SHANON CASPERSON, PhD
Dr. Casperson received the B.S. degree in Exercise and Human Performance from the University of Houston, and the Ph.D. in Cell Biology from the University of Texas Medical School, where she studied how nutrition, specifically amino acids, and exercise independently and synergistically contribute to the maintenance of skeletal muscle mass. She joined the staff at the Grand Forks Human Nutrition Research Center as a postdoctoral research fellow in nutrition and obesity. In November 2014, she became a Research Biologist in the Center's Healthy Body Weight Research Unit.
My research focuses on the metabolic role of daily protein intake as it relates to the protein leverage hypothesis and the meal threshold concept. Most Americans consume a skewed diet, in which the majority of their total daily calories and protein intake occurs during the evening meal.
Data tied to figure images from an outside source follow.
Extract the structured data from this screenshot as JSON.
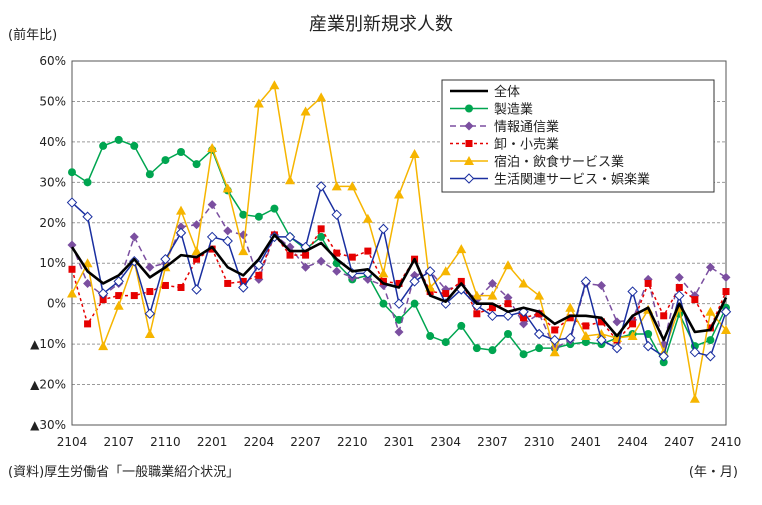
{
  "unit_left": "(前年比)",
  "unit_right": "(年・月)",
  "source": "(資料)厚生労働省「一般職業紹介状況」",
  "chart_data": {
    "type": "line",
    "title": "産業別新規求人数",
    "ylim": [
      -30,
      60
    ],
    "y_tick_values": [
      60,
      50,
      40,
      30,
      20,
      10,
      0,
      -10,
      -20,
      -30
    ],
    "y_tick_labels": [
      "60%",
      "50%",
      "40%",
      "30%",
      "20%",
      "10%",
      "0%",
      "▲10%",
      "▲20%",
      "▲30%"
    ],
    "x_tick_labels": [
      "2104",
      "2107",
      "2110",
      "2201",
      "2204",
      "2207",
      "2210",
      "2301",
      "2304",
      "2307",
      "2310",
      "2401",
      "2404",
      "2407",
      "2410"
    ],
    "grid": true,
    "legend_position": "top-right",
    "x": [
      "2104",
      "2105",
      "2106",
      "2107",
      "2108",
      "2109",
      "2110",
      "2111",
      "2112",
      "2201",
      "2202",
      "2203",
      "2204",
      "2205",
      "2206",
      "2207",
      "2208",
      "2209",
      "2210",
      "2211",
      "2212",
      "2301",
      "2302",
      "2303",
      "2304",
      "2305",
      "2306",
      "2307",
      "2308",
      "2309",
      "2310",
      "2311",
      "2312",
      "2401",
      "2402",
      "2403",
      "2404",
      "2405",
      "2406",
      "2407",
      "2408",
      "2409",
      "2410"
    ],
    "series": [
      {
        "name": "全体",
        "color": "#000000",
        "marker": "none",
        "dash": "solid",
        "values": [
          14,
          8,
          5,
          7,
          11,
          6.5,
          9,
          12,
          11.5,
          14,
          9,
          7,
          11,
          17,
          13,
          13,
          15,
          11,
          8,
          8.5,
          5,
          4,
          11,
          2,
          0.5,
          5,
          0,
          0,
          -2,
          -1,
          -2,
          -5,
          -3,
          -3,
          -3.5,
          -8,
          -3,
          -1,
          -9,
          0,
          -7,
          -6.5,
          1.5
        ]
      },
      {
        "name": "製造業",
        "color": "#00a550",
        "marker": "circle",
        "dash": "solid",
        "values": [
          32.5,
          30,
          39,
          40.5,
          39,
          32,
          35.5,
          37.5,
          34.5,
          38,
          28,
          22,
          21.5,
          23.5,
          16.5,
          13.5,
          16.5,
          10,
          6,
          7,
          0,
          -4,
          0,
          -8,
          -9.5,
          -5.5,
          -11,
          -11.5,
          -7.5,
          -12.5,
          -11,
          -11,
          -10,
          -9.5,
          -10,
          -8.5,
          -7.5,
          -7.5,
          -14.5,
          -2.5,
          -10.5,
          -9,
          -1
        ]
      },
      {
        "name": "情報通信業",
        "color": "#7b4fa0",
        "marker": "diamond",
        "dash": "dash",
        "values": [
          14.5,
          5,
          2,
          5,
          16.5,
          9,
          10,
          19,
          19.5,
          24.5,
          18,
          17,
          6,
          17,
          14,
          9,
          10.5,
          8,
          6.5,
          6,
          4.5,
          -7,
          7,
          8,
          3.5,
          4.5,
          1,
          5,
          1.5,
          -5,
          -2.5,
          -11,
          -9,
          5,
          4.5,
          -4.5,
          -4,
          6,
          -10,
          6.5,
          2,
          9,
          6.5
        ]
      },
      {
        "name": "卸・小売業",
        "color": "#e60000",
        "marker": "square",
        "dash": "dot",
        "values": [
          8.5,
          -5,
          1,
          2,
          2,
          3,
          4.5,
          4,
          11,
          13.5,
          5,
          5.5,
          7,
          17,
          12,
          12,
          18.5,
          12.5,
          11.5,
          13,
          5.5,
          5,
          11,
          3,
          2.5,
          5.5,
          -2.5,
          -1,
          0,
          -3.5,
          -2.5,
          -6.5,
          -3.5,
          -5.5,
          -4.5,
          -9,
          -5,
          5,
          -3,
          4,
          1,
          -6,
          3
        ]
      },
      {
        "name": "宿泊・飲食サービス業",
        "color": "#f6b500",
        "marker": "triangle",
        "dash": "solid",
        "values": [
          2.5,
          10,
          -10.5,
          -0.5,
          10.5,
          -7.5,
          9,
          23,
          13,
          38.5,
          28.5,
          13,
          49.5,
          54,
          30.5,
          47.5,
          51,
          29,
          29,
          21,
          7.5,
          27,
          37,
          4,
          8,
          13.5,
          2,
          2,
          9.5,
          5,
          2,
          -12,
          -1,
          -8,
          -7.5,
          -8.5,
          -8,
          -1.5,
          -12,
          -1,
          -23.5,
          -2,
          -6.5
        ]
      },
      {
        "name": "生活関連サービス・娯楽業",
        "color": "#1a2fa0",
        "marker": "open-diamond",
        "dash": "solid",
        "values": [
          25,
          21.5,
          2.5,
          5.5,
          10.5,
          -2.5,
          11,
          17.5,
          3.5,
          16.5,
          15.5,
          4,
          9.5,
          16.5,
          16.5,
          14,
          29,
          22,
          7.5,
          7.5,
          18.5,
          0,
          5.5,
          8,
          0,
          3.5,
          -0.5,
          -3,
          -3,
          -2,
          -7.5,
          -9,
          -8.5,
          5.5,
          -9,
          -11,
          3,
          -10.5,
          -13,
          2,
          -12,
          -13,
          -2
        ]
      }
    ]
  }
}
In addition, approximately 9% of total calories in the American diet come from sugar-sweetened beverages. This imbalance in the macronutrient composition of the American diet may be responsible for a disruption in the homeostatic regulation of food intake and body weight. My current projects examine how protein intake distribution patterns affect energy metabolism and between-meal snacking and how the inclusion of a sugar-sweetened beverage with meals effects substrate utilization and cravings for high-sugar snack foods.
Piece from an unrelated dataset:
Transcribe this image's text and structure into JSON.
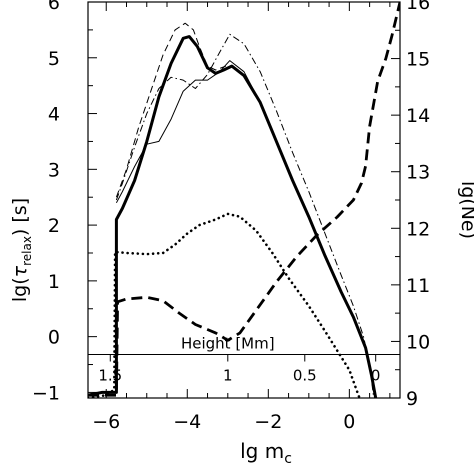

- Demonstrated that an even daily protein distribution pattern (30 g for breakfast, 30 g for lunch and 30 g for dinner) compared to skewed distribution pattern (based on NHANES data) stimulates the 24-h protein synthetic response to a greater extent (?25% greater) than a more typical pattern with a low-protein breakfast and the majority of daily protein being consumed as part of the evening meal.
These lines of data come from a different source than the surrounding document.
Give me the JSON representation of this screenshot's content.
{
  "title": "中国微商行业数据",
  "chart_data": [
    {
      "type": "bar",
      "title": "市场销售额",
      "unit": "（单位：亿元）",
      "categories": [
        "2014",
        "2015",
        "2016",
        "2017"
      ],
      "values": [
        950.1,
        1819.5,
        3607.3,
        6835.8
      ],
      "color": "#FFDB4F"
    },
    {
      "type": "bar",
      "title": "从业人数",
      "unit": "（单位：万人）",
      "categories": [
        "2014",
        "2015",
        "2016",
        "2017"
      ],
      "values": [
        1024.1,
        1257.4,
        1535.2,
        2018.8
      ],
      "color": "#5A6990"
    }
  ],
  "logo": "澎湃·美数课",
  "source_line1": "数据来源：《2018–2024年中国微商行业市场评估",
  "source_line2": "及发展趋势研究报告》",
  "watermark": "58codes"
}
- Established that increasing the leucine content of each meal enhances the anabolic stimulus of a mixed nutrient meal in older adults.
- Demonstrated that during endurance exercise: 1) amino acid exchange increases, stimulating muscle protein synthesis without an age-related resistance to the anabolic effects of exogenous amino acids, however, following an acute bout of endurance exercise the anabolic effect of exogenous amino acids is reduced in aged muscle, although this does not manifest as noticeable changes in overall net protein balance, and 2) the molecular events underlying these changes are marked by increases in the activation of proteins involved in muscle hypertrophy signaling, and decreases in muscle atrophy signaling.